Accelerometer devices and data preprocessing

Three different devices were used to collect the accelerometry for the included datasets, ActiGraph GT3X, Axivity AX3 and GENEActive Original accelerometers. The devices used have been shown to have a high inter-instrument agreement (>80%) in derived sedentary and sleep-related time estimates in free-living environments²⁸. As for device placement, we selected data from the dominant wrist where possible to be consistent with the UK Biobank protocol.

We used the Biobank Accelerometer Analysis Tool^29,30 to preprocess all the data. The raw tri-axial accelerometry was first resampled into 30 Hz and clipped to ±3 g. The accelerometry sequence was then divided into consecutive 30-s windows. We considered stationary periods (x/y/z sd < 13 mg) with a duration greater than 90 min as non-wear²². We further excluded the data that could not be parsed, had unrealistic high values (>200 mg), or were poorly calibrated.

Ascertainment of sleep stages via polysomnography

The gold-standard, laboratory-based polysomnography sleep label was aligned with its concurrent accelerometer data as the model ground truth. The polysomnography labels were scored according to the American Academy of Sleep Medicine (AASM) protocol³¹, which divided sleep into five categories: wake, REM and NREM I, II and III. In total, 1,157,913 (~10,000 h) sleep windows were used to train the network. The sleep stage distributions were similar across all the datasets except for the Newcastle cohort, which had a greater proportion of wakefulness than the others (Supplementary Fig. 1).

Deep learning analysis of sleep stages from wrist-worn accelerometers

A deep recurrent neural network (SleepNet) was trained to classify the sleep stages for every 30-s window of tri-axial accelerometry data. The SleepNet has three components: a ResNet-17 V2³² with 1D convolution for feature extraction, a bi-directional Long-Short-Term-Memory network for temporal dependencies learning³³ and two fully-connected (FC) layers for sleep stage prediction. During training, we provided the SleepNet with five-stage polysomnography labels (wake, REM and NREM I, II, III). When evaluating the model, we collapsed all the NREM stages into one class for classification (wake/REM/NREM). Similarly, we collapsed all the REM and NREM stages together to classify wake vs sleep.

The SleepNet was pre-trained using multi-task self-supervision on the UK Biobank to learn features of human motion dynamics³⁴. Multi-task self-supervision automatically extracts the features relevant to motion by learning to discriminate different spatiotemporal transformations applied to the unlabelled 700,000 person-days of data. Self-supervised pre-training has been shown to help classify human activity recognition not just in healthy but clinical populations³⁵. See Supplementary Section 1.2 for further details of the model development.

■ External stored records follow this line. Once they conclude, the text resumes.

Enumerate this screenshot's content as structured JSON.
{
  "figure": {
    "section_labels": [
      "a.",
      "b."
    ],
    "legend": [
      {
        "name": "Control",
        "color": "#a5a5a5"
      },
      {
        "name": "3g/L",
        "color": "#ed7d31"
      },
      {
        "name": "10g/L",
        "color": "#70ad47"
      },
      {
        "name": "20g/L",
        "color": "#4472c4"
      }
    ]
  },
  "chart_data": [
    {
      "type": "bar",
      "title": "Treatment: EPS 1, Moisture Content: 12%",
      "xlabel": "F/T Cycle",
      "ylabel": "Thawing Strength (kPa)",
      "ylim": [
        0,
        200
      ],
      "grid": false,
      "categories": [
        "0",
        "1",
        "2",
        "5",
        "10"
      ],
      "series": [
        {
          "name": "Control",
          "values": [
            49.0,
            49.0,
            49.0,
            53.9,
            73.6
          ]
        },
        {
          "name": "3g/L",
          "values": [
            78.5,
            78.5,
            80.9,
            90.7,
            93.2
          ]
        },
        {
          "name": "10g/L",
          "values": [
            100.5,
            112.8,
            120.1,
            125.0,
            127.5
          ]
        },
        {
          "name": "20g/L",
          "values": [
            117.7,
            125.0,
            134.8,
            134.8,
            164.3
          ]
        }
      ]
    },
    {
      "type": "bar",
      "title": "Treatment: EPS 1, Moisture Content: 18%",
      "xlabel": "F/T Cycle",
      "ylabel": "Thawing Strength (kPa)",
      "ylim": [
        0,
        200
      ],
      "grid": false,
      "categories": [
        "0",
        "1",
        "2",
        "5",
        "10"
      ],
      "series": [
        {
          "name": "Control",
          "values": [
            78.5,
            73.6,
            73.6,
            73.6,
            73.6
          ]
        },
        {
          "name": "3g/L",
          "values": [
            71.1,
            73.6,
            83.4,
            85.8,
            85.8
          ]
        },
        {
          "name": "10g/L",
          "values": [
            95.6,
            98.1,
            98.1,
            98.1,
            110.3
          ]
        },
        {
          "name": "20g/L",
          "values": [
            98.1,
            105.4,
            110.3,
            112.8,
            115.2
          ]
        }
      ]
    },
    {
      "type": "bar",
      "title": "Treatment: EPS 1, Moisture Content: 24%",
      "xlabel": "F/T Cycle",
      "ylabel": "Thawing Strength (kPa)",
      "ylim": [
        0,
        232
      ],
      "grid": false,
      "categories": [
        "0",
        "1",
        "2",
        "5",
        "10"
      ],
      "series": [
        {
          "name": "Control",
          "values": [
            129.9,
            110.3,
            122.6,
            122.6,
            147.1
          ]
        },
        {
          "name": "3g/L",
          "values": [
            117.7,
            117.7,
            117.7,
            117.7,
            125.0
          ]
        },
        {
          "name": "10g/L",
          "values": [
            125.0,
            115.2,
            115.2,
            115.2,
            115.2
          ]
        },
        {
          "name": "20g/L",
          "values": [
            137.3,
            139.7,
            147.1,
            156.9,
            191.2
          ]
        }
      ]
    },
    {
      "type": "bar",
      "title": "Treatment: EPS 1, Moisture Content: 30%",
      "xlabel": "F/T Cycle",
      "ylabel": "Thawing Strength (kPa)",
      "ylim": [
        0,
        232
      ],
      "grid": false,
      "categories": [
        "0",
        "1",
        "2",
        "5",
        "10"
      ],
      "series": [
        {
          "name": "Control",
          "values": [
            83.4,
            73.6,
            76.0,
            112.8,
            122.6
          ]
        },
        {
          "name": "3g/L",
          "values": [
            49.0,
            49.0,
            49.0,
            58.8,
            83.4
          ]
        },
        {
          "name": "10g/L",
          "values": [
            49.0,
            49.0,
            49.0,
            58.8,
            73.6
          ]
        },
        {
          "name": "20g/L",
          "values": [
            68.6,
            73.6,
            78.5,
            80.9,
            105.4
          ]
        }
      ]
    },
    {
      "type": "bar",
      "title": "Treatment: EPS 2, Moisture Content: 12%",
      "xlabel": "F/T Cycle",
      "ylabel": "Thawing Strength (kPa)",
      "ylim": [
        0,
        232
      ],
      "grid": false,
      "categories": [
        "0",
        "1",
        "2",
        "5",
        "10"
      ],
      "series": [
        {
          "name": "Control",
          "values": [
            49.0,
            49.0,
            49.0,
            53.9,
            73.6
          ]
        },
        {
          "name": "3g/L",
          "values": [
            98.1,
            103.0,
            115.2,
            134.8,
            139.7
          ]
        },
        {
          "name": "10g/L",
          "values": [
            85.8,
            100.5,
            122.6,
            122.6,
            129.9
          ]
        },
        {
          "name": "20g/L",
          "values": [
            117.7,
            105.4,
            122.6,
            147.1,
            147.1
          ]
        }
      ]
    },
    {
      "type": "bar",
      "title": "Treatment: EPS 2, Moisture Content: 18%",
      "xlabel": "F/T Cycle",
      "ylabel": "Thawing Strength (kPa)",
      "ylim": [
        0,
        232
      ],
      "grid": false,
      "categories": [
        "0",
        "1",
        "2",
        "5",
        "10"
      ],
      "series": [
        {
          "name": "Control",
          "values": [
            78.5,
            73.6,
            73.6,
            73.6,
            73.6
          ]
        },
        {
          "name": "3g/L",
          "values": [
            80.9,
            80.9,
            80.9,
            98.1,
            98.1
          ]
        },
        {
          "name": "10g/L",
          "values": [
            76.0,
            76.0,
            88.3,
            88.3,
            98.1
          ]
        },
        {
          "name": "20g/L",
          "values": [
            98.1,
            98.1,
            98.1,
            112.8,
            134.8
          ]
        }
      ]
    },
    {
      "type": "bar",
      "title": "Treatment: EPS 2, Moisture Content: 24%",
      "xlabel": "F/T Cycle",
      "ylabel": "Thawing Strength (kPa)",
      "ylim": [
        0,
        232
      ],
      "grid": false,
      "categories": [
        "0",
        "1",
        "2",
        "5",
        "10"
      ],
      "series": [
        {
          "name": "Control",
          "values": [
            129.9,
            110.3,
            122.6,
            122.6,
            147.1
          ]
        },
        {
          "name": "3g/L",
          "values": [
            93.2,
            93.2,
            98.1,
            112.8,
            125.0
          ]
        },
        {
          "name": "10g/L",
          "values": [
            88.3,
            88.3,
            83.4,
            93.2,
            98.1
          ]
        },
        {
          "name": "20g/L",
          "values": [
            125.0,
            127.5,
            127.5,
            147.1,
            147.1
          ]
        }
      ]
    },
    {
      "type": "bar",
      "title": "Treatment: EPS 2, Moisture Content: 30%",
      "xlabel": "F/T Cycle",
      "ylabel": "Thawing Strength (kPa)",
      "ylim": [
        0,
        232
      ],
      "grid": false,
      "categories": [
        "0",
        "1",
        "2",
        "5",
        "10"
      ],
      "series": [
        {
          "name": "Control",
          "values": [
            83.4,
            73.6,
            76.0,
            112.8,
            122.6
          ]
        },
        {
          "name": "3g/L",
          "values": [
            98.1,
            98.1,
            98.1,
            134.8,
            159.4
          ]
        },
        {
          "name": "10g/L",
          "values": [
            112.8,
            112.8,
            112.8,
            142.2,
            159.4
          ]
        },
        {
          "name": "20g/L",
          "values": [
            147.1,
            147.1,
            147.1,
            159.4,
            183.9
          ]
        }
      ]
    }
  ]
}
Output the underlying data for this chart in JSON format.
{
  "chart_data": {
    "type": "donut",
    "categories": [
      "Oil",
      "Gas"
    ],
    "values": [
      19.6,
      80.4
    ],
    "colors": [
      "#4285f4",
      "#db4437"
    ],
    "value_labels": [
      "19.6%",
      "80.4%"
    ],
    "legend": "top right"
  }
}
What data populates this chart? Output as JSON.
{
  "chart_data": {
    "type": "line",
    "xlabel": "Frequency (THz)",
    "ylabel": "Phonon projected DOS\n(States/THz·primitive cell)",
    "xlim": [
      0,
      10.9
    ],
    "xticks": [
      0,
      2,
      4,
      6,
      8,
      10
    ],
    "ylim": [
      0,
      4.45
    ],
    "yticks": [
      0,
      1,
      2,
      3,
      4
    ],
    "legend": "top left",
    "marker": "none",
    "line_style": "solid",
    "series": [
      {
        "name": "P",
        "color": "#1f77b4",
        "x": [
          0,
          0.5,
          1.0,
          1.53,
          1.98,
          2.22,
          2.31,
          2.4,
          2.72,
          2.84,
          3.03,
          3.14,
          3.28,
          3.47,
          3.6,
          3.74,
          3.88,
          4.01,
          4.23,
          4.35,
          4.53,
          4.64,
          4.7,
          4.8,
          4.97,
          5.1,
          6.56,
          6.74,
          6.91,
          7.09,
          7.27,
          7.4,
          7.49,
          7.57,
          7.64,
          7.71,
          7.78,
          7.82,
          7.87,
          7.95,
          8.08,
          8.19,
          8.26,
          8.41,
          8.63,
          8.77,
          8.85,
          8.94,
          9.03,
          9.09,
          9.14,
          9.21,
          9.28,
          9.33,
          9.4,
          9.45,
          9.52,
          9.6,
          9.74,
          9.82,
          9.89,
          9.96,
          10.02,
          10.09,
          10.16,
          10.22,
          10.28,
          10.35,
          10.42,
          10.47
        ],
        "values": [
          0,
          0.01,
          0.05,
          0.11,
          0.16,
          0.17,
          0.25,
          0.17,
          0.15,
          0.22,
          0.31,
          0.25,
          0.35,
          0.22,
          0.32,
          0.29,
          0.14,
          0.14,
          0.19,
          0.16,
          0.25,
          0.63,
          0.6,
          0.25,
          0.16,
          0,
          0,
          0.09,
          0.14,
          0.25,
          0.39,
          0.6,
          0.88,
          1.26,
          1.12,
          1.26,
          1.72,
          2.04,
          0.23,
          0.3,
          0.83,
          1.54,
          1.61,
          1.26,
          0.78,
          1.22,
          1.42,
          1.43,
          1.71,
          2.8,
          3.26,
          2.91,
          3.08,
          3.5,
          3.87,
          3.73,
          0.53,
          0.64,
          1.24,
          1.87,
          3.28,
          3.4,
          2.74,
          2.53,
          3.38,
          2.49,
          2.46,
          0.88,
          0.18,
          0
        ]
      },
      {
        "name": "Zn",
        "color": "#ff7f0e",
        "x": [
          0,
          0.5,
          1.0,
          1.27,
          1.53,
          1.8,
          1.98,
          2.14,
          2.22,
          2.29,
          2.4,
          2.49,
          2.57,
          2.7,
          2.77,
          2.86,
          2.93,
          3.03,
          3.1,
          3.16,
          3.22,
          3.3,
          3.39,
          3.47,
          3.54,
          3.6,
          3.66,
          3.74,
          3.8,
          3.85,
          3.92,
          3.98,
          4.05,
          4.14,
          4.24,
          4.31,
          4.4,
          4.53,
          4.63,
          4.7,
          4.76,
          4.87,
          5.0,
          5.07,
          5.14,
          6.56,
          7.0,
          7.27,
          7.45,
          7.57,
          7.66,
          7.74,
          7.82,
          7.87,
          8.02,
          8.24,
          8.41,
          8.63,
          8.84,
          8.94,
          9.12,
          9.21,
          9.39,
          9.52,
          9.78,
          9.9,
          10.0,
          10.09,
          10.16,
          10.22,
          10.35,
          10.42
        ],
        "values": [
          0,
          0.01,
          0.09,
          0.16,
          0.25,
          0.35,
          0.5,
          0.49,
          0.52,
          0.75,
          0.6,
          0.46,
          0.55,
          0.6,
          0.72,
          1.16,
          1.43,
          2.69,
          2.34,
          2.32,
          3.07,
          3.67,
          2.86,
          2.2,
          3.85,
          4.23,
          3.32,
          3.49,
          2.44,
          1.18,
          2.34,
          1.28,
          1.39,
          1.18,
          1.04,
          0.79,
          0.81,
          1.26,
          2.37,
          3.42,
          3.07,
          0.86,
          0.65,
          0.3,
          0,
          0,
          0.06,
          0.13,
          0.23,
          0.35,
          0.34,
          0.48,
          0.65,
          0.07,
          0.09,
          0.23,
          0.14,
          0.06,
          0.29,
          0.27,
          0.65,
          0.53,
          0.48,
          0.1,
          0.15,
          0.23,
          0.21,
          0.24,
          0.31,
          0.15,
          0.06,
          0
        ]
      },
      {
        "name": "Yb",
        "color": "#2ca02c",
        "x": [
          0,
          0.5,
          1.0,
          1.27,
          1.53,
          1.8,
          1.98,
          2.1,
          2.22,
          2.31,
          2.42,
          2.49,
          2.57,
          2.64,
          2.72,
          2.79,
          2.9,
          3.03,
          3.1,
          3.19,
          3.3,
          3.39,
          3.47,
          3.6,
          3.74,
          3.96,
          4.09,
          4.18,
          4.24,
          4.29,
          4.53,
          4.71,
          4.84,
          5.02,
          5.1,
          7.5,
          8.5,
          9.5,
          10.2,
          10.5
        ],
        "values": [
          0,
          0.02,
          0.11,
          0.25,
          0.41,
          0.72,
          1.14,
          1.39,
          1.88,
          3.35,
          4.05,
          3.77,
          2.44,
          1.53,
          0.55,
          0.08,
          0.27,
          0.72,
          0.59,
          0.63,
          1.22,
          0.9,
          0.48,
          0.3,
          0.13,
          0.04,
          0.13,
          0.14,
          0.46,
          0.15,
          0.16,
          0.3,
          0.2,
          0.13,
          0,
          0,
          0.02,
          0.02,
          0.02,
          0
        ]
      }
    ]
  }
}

For internal validation, we used subject-wise five-fold cross-validation on the Raine Gen2, Raine Gen1 and Newcastle cohorts. For external validation, we trained the SleepNet on all the internal datasets and then evaluated its performance on the Leicester and Pennsylvania cohorts. We compared the SleepNet performance with a random forest model that used the hand-crafted spatiotemporal features^13,30. The random forest feature definitions are listed in Supplementary Table 2.

We reported the staging performance in both subject-wise and epoch-to-epoch fashion. Three-class and five-class confusion matrices were plotted for both internal and external validation. Since Cohen Kappa, F1 scores and balanced accuracies (Supplementary Table 3) are less influenced by class imbalance, they were used to evaluate the overall model. To assess the relationship between the model performance and population characteristics, we stratified the subject-wise sleep staging performance by age, sex, employment status, income level, body mass index (BMI), presence and severity of sleep apnoea using the apnoea-hypopnea index (AHI), existing sleep disorders and neurological disorders where available.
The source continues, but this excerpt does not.